In the 1930s the Nazis designed their own shirts and commissioned Hugo Boss to produce them in black and brown. Their modern American cousins buy them off the rack at high-street beachwear boutiques. The “Boogaloo Boys” as they are known, an amorphous coalition of gun-loving anti-statists, white supremacists, preppers and libertarians, have adopted the Aloha shirt as regulation. A garment once associated with golfing seniors and barbecue dads now wraps the bodies of American militiamen gagging for a second civil war.

The Boogaloo Boys are harder to classify than previous generations of right-wing militias. Some of their actions are predictable, like holding rallies against gun laws and coronavirus safety measures, but they’re also turning up in their tropical togs to Black Lives Matter (BLM) marches. This is not always, as some reports have suggested, to insist on the importance of White Lives – but because they hate the cops. “We’re against the state,” a smooth-faced young man told BLM protesters in Texas on May 30th: “We won’t stop you burning down the police station.” He was wearing a baseball cap, a Kevlar jacket and a short-sleeved shirt, hot with yellow and turquoise flowers.

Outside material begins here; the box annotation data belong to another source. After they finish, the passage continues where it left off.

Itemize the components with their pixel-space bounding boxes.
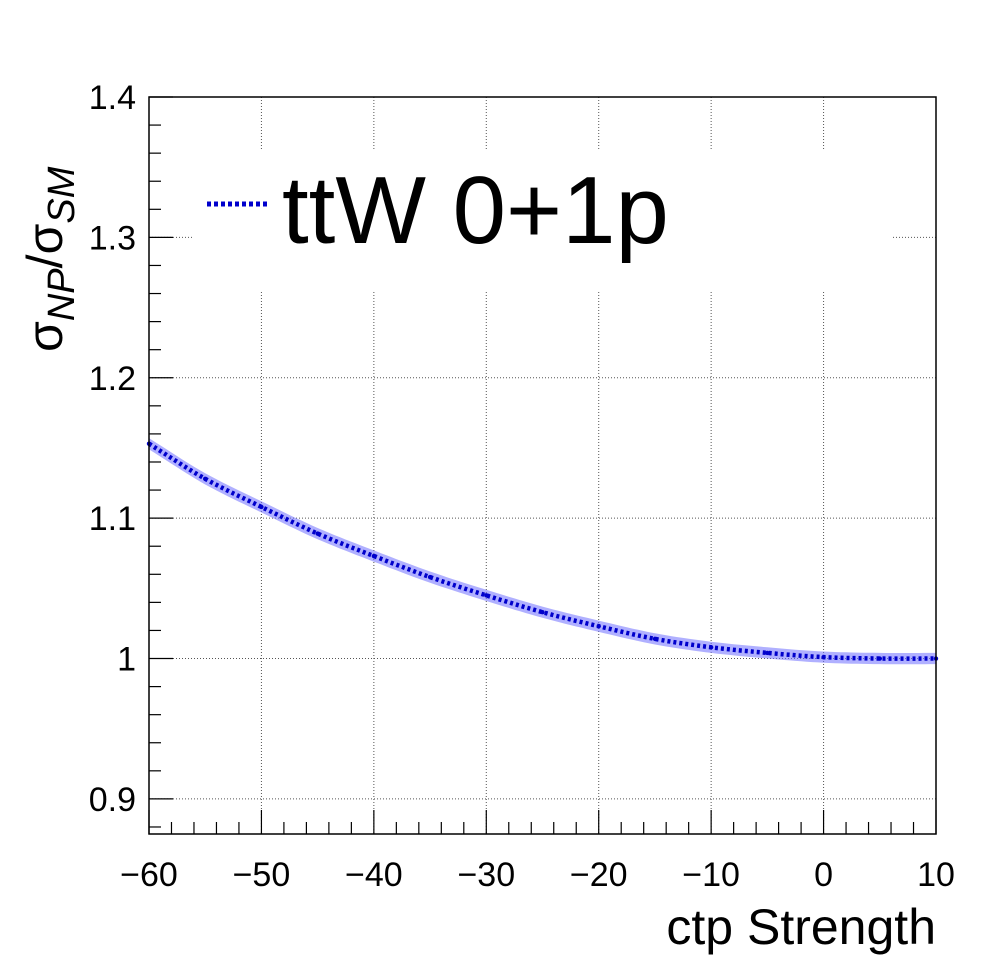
x-tick-label: −30	[457, 856, 515, 894]
y-tick-label: 1.2	[89, 360, 136, 398]
axis-ticks	[148, 96, 937, 834]
data-point	[484, 593, 489, 598]
y-axis-title: σNP/σSM	[17, 166, 83, 352]
x-tick-label: −20	[570, 856, 628, 894]
svg-text:σNP/σSM: σNP/σSM	[17, 166, 83, 352]
y-tick-label: 1.3	[89, 219, 136, 257]
data-point	[765, 650, 770, 656]
data-point	[371, 553, 377, 559]
data-point	[821, 654, 826, 660]
data-point	[259, 504, 264, 510]
data-point	[596, 624, 601, 629]
data-point	[427, 574, 433, 580]
y-axis-denominator-subscript: SM	[41, 166, 83, 223]
y-tick-label: 1.4	[89, 79, 136, 117]
data-point	[708, 645, 714, 650]
plot-frame	[148, 96, 937, 835]
legend-entry-label: ttW 0+1p	[282, 157, 669, 264]
x-tick-label: −60	[120, 856, 178, 894]
data-point	[203, 476, 208, 482]
x-tick-label: −10	[682, 856, 740, 894]
y-axis-denominator-symbol: σ	[17, 223, 73, 254]
data-point	[315, 531, 320, 536]
y-tick-label: 1.1	[89, 500, 136, 538]
y-axis-separator: /	[17, 254, 73, 268]
legend: ttW 0+1p	[192, 150, 892, 290]
data-point	[652, 636, 658, 642]
y-tick-label: 1	[117, 641, 136, 679]
x-axis-title: ctp Strength	[666, 899, 936, 955]
y-tick-labels: 0.9 1 1.1 1.2 1.3 1.4	[89, 79, 136, 819]
x-tick-label: −40	[345, 856, 403, 894]
y-tick-label: 0.9	[89, 781, 136, 819]
x-tick-label: 10	[917, 856, 955, 894]
data-point	[877, 656, 882, 661]
x-tick-labels: −60 −50 −40 −30 −20 −10 0 10	[120, 856, 955, 894]
legend-background	[192, 150, 892, 290]
data-point	[540, 609, 545, 615]
y-axis-numerator-subscript: NP	[41, 268, 83, 321]
x-tick-label: −50	[233, 856, 291, 894]
series-line	[147, 441, 936, 661]
x-tick-label: 0	[814, 856, 833, 894]
y-axis-numerator-symbol: σ	[17, 321, 73, 352]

This Aloha habit first became legible in late 2018, when Joshua Citarella, a visual artist who studies online culture, noticed the shirts adding colour to the plainer alt-right ensemble of streetwear, assault weapon and bottle of Jack Daniels. Like so much extremist culture, the trend developed from a confluence of internet jokes and memes – the same kind of semiotic tangle that spawned Pepe, the amphibian mascot of anti-liberal politics, from 4Chan gaming slang and the image of Kek, the frog-headed Ancient Egyptian god of Chaos. The word “Boogaloo” is borrowed from a film, “Breakin’ 2: Electric Boogaloo”, a hastily shot 1984 sequel to a popular break-dancing movie. When an activist posts a picture of himself in a respirator and Aloha shirt and pronounces himself “ready to boog”, he’s casting himself in the sequel to a well-known historical event starring Abraham Lincoln and Robert E. Lee. A further pun, “big luau” – the name for a Hawaiian hog roast – encodes hostility towards the police and it leads, somehow, to cotton printed with palms, petals and piña coladas.

Want a less convoluted explanation? You’ll find it in a self-published novel from 2019 by an author who writes under a pseudonym, Carl Snuffy. (Nobody knows his real identity: he’s the Elena Ferrante of alt-right gun-fan forums.) “Boogaloo” is set in the near-future during an internecine conflict in which armed American Marxists – whose battle cry is “For BERNIE! FOR AOC!” – have taken refuge in the sewers much as the Viet Cong occupied the Cu Chi tunnels. On the eve of his first battle, the hero is issued with a Hawaiian shirt to ensure that no one mistakes him for a member of the hated Antifa, an amorphous group of anti-fascists: “If we have these on…we won’t get shot at by the cops or vigilantes.”

In Honolulu, which many of the Boogaloo Boys doubtless refuse to believe is President Barack Obama’s place of birth, there is understandable disquiet. “We’re Hawaii”, thundered the capital’s main newspaper, “and we want our shirts back.”